Note that this is the maximum possible consumption, and presuming no consumption outside the service itself. Taking this as your maximum is not advisable. You'll want to reduce it for several reasons, but the most practical reason is to ensure that in the presence of upgrades and failures that there's sufficient available capacity in the cluster. As an example, let's say that you have 5 Upgrade Domains and 5 Fault Domains. Now let's say that a fault domain's worth of nodes fails while you have an upgrade going on in an upgrade domain. This means that (a little less than) 40% of your cluster capacity can be gone at any time, and you probably want enough room left over on the remaining nodes to continue. This means that if your cluster previously could hold 5.83 GB of state (from our prior calculations), in reality you probably don't want to put more than about 3.5 GB of state in it since with more of that the service may not be able to get back to 100% healthy (note also that we don't build replacement replicas immediately so the nodes would have to be down for your ReplicaRestartWaitDuration before you ran into this case). There's a bunch more information about metrics, capacity, buffered capacity (which you can use to ensure that room is left on nodes for the failure cases) and fault and upgrade domains are covered in this article.
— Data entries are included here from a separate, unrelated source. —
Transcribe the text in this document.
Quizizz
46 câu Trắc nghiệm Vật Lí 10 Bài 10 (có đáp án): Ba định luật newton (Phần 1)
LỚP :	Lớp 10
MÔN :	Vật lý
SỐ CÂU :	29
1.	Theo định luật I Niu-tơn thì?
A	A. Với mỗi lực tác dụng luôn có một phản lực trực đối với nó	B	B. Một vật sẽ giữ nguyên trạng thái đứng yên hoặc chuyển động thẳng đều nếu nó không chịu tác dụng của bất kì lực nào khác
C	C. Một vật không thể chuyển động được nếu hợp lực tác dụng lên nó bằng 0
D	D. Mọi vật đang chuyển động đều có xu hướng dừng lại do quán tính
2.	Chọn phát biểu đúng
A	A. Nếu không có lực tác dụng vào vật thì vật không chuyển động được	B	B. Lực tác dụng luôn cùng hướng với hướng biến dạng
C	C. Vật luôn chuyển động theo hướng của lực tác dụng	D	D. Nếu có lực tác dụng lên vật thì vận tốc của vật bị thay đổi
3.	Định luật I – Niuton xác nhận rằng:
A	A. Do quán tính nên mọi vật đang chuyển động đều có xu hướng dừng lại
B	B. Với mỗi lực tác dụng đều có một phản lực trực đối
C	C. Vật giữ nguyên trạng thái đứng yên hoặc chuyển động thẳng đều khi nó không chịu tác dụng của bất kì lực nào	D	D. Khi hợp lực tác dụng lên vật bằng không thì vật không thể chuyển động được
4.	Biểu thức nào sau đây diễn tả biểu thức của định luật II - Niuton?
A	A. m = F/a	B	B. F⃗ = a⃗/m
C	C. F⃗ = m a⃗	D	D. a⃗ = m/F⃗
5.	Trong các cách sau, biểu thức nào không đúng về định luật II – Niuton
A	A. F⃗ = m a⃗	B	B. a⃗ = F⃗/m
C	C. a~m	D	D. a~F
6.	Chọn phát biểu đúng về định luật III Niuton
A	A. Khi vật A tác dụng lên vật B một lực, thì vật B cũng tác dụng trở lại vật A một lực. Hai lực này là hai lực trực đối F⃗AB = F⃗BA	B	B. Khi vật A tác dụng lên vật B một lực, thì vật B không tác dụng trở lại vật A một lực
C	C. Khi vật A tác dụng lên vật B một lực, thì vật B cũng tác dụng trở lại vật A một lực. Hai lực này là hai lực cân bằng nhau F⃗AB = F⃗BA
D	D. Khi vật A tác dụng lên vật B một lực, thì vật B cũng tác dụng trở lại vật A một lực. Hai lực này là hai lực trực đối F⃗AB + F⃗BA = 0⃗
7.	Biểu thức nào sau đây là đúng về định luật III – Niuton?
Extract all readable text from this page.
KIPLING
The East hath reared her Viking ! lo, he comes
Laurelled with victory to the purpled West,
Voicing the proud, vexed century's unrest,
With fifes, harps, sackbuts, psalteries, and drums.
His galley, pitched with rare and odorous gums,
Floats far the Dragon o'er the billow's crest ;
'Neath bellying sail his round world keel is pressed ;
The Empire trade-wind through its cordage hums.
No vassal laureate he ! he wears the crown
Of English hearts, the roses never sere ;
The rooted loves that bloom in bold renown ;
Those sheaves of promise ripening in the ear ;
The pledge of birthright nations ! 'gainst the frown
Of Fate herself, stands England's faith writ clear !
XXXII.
There are some other things that practically will limit the amount of state you'll be able to store. You'll want to do several things:
Estimate the size of your data. You can make a reasonable estimate up-front of how big your data is by calculating the size of each field your objects hold. Be sure to take into consideration 64-bit references. This will give you a lower-bound starting point.
Storage overhead. Each object you store in a collection will come with some overhead for storing that object. In the reliable collections depending on the collection and the operations currently in flight (copy, enumerations, updates, etc.) this overhead can range from between 100 and around 700 bytes per item (row) stored in the collections. Do know also that we're always looking for ways to reduce the amount of overhead we introduce.
We also strongly recommend running your service over some period of time and measuring actual resource consumption via performance counters. Simulating some sort of real workload and then measuring the actual usage of the metrics you care about will serve you pretty well. The reason we recommend this in particular is that you will be able to see consumption from things like which CLR object heap your objects end up placed in, how often GC is running, if there's leaks, or other things like this which will impact the amount of memory you can actually utilize.
I know that this has been a long answer but I hope you find it helpful and complete.